Another problem: what is the meaning of [a-e] ? in a language-dependant
perspective, it should match all characters between a and e in the
language's alphabet. This means that it should match not only single
graphemes, but also the possible digraphs (like "ch" or "c’h"), i.e. the
collation elements.
But I think that regexps should not be interpreted ambiguously, unless the
application knows which locale the user expects by default.

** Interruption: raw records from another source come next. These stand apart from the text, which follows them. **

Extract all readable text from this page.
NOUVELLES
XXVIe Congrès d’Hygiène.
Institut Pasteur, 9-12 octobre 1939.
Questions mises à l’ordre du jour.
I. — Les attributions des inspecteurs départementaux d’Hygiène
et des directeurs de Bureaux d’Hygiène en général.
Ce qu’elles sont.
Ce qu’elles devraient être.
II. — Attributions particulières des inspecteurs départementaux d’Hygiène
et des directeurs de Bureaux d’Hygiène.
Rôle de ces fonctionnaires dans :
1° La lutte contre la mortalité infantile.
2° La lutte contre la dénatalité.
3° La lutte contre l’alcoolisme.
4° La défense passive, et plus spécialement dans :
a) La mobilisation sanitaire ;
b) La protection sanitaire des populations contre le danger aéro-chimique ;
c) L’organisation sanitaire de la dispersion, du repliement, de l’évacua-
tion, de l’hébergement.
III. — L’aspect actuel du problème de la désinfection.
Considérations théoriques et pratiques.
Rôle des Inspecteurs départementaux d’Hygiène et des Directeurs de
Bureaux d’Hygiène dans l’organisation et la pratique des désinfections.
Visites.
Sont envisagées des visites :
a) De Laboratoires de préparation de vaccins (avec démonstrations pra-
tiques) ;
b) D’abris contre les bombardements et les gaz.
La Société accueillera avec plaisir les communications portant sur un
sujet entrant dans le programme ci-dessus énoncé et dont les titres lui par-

Another
mechanism should be available in regexps to override the default locale.
Two possibilities:
* introduce locale specifiers in external regexp flags (remember the flags
in Perl or PHP or vi/ed/sed after the final slash delimiting the regexp)
* include in the regexp syntax itself a locale specifier for specific parts
of the regexps like:
(?locale=br![a-e]) which means that the set is interpreted within the
Breton locale where (ch) and (c’h) are part of the alphabet, between (b) and
(d), but NOT (c): a isolated c would NOT be matched in this locale, unless
you use a extended locale that also includes (c) within the Breton alphabet.
To specify the historic behaviour, you would simply use (?locale=C!...) or
(?locale=POSIX!...) for example to ignore the user's default locale.